PTK juga tidak memiliki daftar mitra usaha terpilih untuk pembangunan kapal. Tim teknis dan pengadaan kapal secara kolektif tidak memiliki kemampuan yang memadai dalam kontruksi kapal dan pengadaan kapal. Dan semua kesalahan tersebut telah diakui oleh direksi PTK.

Selain itu, nilai proyek pengadaan kapal AHTS Transko Andalas dan Celebes yang mencapai US$28 juta dianggap terlalu mahal. Padahal menurut audit itu, harga per unit kapal hanya sekitar US$7 juta. Sehingga untuk dua kapal jumlah anggaran seharusnya senilai US$14 juta.

Hal serupa juga terjadi dalam pengadaan dua kapal lainnya yakni kapal AHTS Balihe dan Moloko, yang nilai proyeknya juga mengalami kemahalan senilai US$14 juta. Adapun, dalam hal itu, BPK menengarai, potensi kemahalan yang berimplikasi pada dugaan kerugian negara tersebut disebabkan, oleh perhitungan yang tidak berjenjang dan sumber harga yang digunakan sebagai parameter tak jelas.

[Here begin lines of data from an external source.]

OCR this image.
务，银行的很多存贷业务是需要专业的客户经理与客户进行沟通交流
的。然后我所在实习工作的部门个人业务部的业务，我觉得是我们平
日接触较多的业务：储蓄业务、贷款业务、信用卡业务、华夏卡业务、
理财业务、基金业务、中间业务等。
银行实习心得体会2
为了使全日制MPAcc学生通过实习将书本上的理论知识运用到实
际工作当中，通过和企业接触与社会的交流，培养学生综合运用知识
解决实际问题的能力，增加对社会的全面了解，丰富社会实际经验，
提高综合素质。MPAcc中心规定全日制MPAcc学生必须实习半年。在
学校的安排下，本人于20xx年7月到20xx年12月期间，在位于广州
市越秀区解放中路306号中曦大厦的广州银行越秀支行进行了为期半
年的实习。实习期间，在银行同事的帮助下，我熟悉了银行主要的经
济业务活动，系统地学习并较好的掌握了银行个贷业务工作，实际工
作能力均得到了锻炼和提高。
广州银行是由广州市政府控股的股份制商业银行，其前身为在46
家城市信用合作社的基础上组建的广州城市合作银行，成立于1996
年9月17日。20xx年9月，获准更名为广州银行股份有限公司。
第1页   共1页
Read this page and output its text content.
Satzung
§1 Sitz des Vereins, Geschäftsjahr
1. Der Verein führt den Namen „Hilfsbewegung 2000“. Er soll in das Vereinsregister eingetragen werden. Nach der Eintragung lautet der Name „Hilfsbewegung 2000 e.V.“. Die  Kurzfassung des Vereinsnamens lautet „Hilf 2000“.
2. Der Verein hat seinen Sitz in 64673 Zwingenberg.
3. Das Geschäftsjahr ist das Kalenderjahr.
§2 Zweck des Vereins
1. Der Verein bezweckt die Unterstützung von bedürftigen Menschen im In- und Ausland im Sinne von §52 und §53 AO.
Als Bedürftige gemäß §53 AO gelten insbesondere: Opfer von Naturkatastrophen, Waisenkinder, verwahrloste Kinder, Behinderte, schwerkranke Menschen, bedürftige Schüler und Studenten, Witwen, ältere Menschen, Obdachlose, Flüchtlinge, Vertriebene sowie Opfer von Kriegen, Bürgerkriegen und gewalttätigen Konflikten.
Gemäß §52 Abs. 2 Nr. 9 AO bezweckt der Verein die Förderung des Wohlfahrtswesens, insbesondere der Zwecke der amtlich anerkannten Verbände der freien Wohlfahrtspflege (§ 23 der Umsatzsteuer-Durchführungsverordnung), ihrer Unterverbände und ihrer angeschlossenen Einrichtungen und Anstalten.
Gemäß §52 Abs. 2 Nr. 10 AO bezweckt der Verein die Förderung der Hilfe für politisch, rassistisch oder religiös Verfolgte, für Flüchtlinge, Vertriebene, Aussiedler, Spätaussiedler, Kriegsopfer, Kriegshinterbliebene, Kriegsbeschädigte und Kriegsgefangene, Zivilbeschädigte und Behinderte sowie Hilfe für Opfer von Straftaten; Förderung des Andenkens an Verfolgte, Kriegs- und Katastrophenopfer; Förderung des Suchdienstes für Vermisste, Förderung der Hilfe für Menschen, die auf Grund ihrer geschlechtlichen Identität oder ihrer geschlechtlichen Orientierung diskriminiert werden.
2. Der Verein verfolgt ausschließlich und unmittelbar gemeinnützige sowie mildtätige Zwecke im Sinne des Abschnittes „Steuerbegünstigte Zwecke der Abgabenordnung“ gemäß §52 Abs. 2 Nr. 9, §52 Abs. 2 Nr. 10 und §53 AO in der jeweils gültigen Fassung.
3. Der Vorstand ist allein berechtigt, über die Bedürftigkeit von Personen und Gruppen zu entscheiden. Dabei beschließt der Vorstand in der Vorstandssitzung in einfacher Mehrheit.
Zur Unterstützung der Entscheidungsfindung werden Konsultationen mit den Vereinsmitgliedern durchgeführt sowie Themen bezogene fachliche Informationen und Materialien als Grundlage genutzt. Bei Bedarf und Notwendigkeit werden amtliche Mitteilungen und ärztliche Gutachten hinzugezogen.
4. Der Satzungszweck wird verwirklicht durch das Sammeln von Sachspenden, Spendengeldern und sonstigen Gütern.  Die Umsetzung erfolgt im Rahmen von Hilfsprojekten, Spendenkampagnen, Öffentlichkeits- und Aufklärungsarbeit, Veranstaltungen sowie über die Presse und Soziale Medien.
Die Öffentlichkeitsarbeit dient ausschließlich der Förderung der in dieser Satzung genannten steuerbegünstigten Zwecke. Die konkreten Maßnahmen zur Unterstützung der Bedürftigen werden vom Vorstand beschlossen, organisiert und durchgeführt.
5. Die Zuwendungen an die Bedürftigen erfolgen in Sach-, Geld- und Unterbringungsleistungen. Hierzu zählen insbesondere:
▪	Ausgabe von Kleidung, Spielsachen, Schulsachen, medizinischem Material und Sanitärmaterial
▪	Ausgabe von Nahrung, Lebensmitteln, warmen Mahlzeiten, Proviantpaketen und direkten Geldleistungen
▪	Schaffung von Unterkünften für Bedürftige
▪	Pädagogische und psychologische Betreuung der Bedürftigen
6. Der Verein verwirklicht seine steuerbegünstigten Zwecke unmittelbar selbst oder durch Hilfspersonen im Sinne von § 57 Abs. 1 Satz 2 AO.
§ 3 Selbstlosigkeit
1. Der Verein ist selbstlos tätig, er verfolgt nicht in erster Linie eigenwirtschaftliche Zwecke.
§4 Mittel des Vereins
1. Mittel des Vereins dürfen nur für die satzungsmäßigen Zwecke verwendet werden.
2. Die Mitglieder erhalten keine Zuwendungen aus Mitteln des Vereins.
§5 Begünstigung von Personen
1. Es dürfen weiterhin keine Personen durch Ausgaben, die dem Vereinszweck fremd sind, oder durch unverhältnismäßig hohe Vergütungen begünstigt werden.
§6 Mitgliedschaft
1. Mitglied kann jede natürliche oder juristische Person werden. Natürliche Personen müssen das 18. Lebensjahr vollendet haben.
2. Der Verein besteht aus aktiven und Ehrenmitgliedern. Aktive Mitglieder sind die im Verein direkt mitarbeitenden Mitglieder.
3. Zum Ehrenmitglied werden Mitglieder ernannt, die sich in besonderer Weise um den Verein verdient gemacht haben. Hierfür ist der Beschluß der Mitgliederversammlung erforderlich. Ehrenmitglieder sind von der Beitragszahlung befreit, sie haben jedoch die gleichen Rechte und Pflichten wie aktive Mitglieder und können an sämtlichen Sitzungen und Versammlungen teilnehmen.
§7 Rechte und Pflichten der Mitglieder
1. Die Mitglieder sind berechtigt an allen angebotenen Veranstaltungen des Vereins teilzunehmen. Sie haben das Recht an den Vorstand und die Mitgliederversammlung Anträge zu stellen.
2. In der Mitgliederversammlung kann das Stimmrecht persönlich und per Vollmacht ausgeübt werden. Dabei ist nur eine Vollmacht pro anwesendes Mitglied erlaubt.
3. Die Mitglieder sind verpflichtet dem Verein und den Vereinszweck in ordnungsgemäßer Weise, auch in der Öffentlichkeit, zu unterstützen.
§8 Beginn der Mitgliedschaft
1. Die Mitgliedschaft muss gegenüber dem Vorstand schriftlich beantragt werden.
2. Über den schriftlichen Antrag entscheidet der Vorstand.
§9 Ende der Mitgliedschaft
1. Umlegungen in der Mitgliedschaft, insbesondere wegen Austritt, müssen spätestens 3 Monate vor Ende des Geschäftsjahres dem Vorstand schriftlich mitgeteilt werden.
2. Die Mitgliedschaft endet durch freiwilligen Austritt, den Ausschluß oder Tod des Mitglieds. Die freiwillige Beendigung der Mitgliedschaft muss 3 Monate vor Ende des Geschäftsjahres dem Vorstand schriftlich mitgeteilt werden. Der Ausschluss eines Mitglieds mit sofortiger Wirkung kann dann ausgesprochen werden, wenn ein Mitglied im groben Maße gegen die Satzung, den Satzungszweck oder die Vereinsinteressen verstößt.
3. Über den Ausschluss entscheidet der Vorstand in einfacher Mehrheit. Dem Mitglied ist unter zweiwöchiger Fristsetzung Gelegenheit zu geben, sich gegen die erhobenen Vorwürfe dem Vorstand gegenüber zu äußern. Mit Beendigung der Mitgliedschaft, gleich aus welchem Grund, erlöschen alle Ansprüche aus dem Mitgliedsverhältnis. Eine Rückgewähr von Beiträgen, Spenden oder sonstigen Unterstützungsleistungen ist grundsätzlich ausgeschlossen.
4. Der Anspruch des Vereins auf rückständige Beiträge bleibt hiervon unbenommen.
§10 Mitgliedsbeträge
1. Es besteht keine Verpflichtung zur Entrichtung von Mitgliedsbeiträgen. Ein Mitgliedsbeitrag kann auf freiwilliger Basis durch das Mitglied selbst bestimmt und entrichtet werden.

Selain masalah pengadaan tender, potensi kerugian negara lainnya juga disebabkan oleh kerusakan dan ketiadaan kapal pengganti. Akibatnya, anak usaha perusahaan pelat merah itu mengalami kerugian senilai US$277,221.

Pekan lalu, tim penyidik juga telah memeriksa delapan saksi dari PT PTK. Mereka adalah Endang Sri Siti selaku mantan Direktur Keuangan PT. Pertamina Transkontinental, Joni Harsono selaku mantan Direktur Operasional PT Pertamina Transkontinental, Adam Marselan selaku Manager Keuangan PT Pertamina Transkontinental/ Anggota Tim Pengadaan Kapal dan Gita Dewi Aprilia selaku Manager Legal dan Compi Lancance PT Pertamina Transkontinental.

Lainnya adalah Nurkasa Siregar selaku Corporate Secretary PT. Pertamina Transkontinental, Ahmad Zainullah Santoso selaku mantan Sekretaris Pengadaan Kapal PT Pertamina Transkontinental, Ana Yuliati selaku mantan Manager Akunting PT Pertamina Transkontinental dan Ginik Windaryati selaku Manager Treasury PT Pertamina Transkontinental.

BUKTI LAIN - Pada Senin (20/2) mantan Wakil Direktur Utama PT Pertamina (persero) Ahmad Bambang diperiksa sebagai saksi 9 jam lamanya. ‎Dia diperiksa dalam kasus dugaan korupsi penyediaan dan operasi kapal Anchor Handling Tug Supply (AHTS) Kapal Transko Andalas dan Kapal Tranko Celebes tahun anggaran 2012-2014 di PT Pertamina Transkontinental.

Usai diperiksa Bambang membantah jika pengadaan itu dikatakan ada pelanggaran prosedur atau tidak sesuai dengan prosedur yang berlaku berdasarkan audit dari BPK. "Engga ada itu, baca saja laporan resmi BPK , draf itu kan belum dikonfirmasikan ke kita belum kita counter dengan data, dan kalau mau baca saran saya yang final (hasil akhir auditnya)‎," jelasnya.

Disinggung soal apakah benar dirinya menghapuskan denda keterlambatan kontrak, Ahmad Bambang kembali membantah hal tersebut. ‎"Itu masuk materi , biar pemeriksaan jalan dulu yah,‎" tegasnya.

Yang jelas, Bambang meminta para awak media dan publik ‎untuk membaca hasil akhir audit BPK bukan draf BPK. "Baca lah hasil finalnya, kalau draf itu dia baru lihat dari data, dokumen terus ngambil kesimpulan, lihat lah finalnya," tutupnya.

Namun tim penyidik menemukan bukti lain perbuatan melanggar hukum. Karenanya dalam kasus ini tim penyidik akan segera menetapkan tersangkanya.

"Nanti kita lihat seperti apa (draft BPK) tersebut. Kalau yang lain sudah mengatakan cukup, kenapa tidak (tetapkan tersangka)," kata Jaksa Agung Moh Prasetyo, Rabu (22/2).